C# is the closest I have found to perfect.

Use Apple Swift

Go back to /r/programming, Pajeet. Microsoft isn't paying you to shitpost here.

>JavaScript
>Everything is perfect

>what is performance

>function inside a function inside a function inside a...

>IDE
how about you learn how to not be a faggot?

Performs well on my machine :^)

Or you could just use an if statement

It's not the '80s anymore, stop gimping yourself for virtue nobody worth mentioning in the historical record has ever given a fuck about.

we heard you like callbacks

> >forced indenting, PEP8
spotted a faggot. identing makes it perfect and what's your problem with pep?

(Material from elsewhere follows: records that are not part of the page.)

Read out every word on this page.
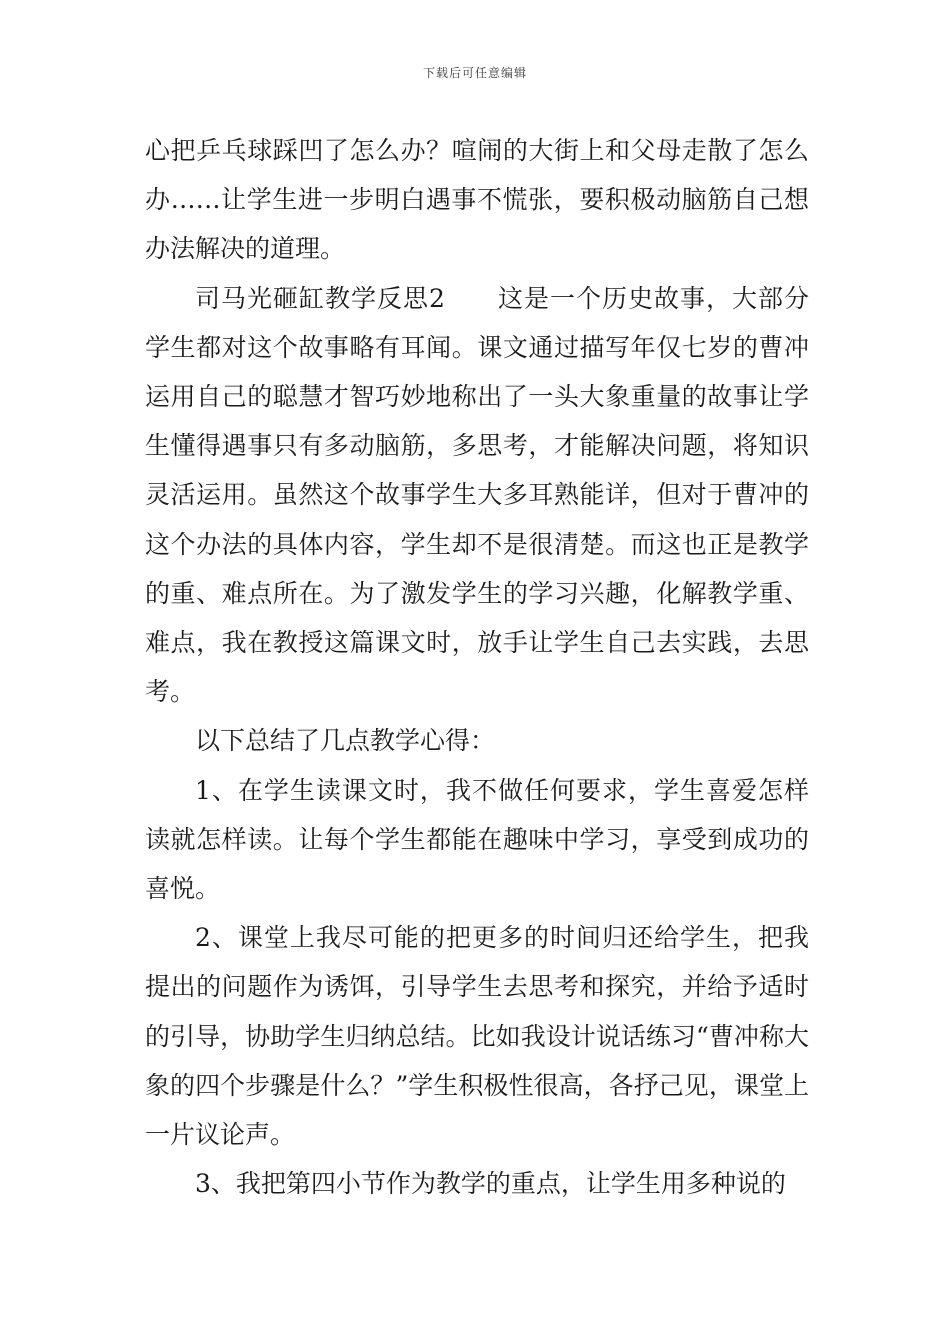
下载后可任意编辑

心把乒乓球踩凹了怎么办？喧闹的大街上和父母走散了怎么办……让学生进一步明白遇事不慌张，要积极动脑筋自己想办法解决的道理。

司马光砸缸教学反思2　　这是一个历史故事，大部分学生都对这个故事略有耳闻。课文通过描写年仅七岁的曹冲运用自己的聪慧才智巧妙地称出了一头大象重量的故事让学生懂得遇事只有多动脑筋，多思考，才能解决问题，将知识灵活运用。虽然这个故事学生大多耳熟能详，但对于曹冲的这个办法的具体内容，学生却不是很清楚。而这也正是教学的重、难点所在。为了激发学生的学习兴趣，化解教学重、难点，我在教授这篇课文时，放手让学生自己去实践，去思考。

以下总结了几点教学心得：

1、在学生读课文时，我不做任何要求，学生喜爱怎样读就怎样读。让每个学生都能在趣味中学习，享受到成功的喜悦。

2、课堂上我尽可能的把更多的时间归还给学生，把我提出的问题作为诱饵，引导学生去思考和探究，并给予适时的引导，协助学生归纳总结。比如我设计说话练习“曹冲称大象的四个步骤是什么？”学生积极性很高，各抒己见，课堂上一片议论声。

3、我把第四小节作为教学的重点，让学生用多种说的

Let me fix the Python one for you

>Python
>sane design, doesn't try to prevent you from doing clever things unlike literally every other language, excellent libraries
>horrible code completion and documentation support caused by the abuse of kwargs and various other dynamic features in the standard library

I hope typeshed will fix that one day.

>>sane design, doesn't try to prevent you from doing clever things unlike literally every other language, excellent libraries
the fuck are you talking about python only has one horrible way of doing things, the pythonic way

>python
>for loops

>>forced indenting
This is good. You shitters need to learn how to write readable code and python teaches by force

Google any random data structure transformation question and click on a result from stackoverflow.
You'll see a bunch of different solutions and people arguing about which is better/faster/more pythonic.

There's definitely more than one way to do things in python specifically because it isn't trying to be smarter than you.

I quite like try/except/else/finally.

List/dict comprehensions and generator expressions feel really natural to use in place of for loops.

exceptions are an awful flow control mechanism, and GC-mandated try/whatever/finally is their worst incarnation.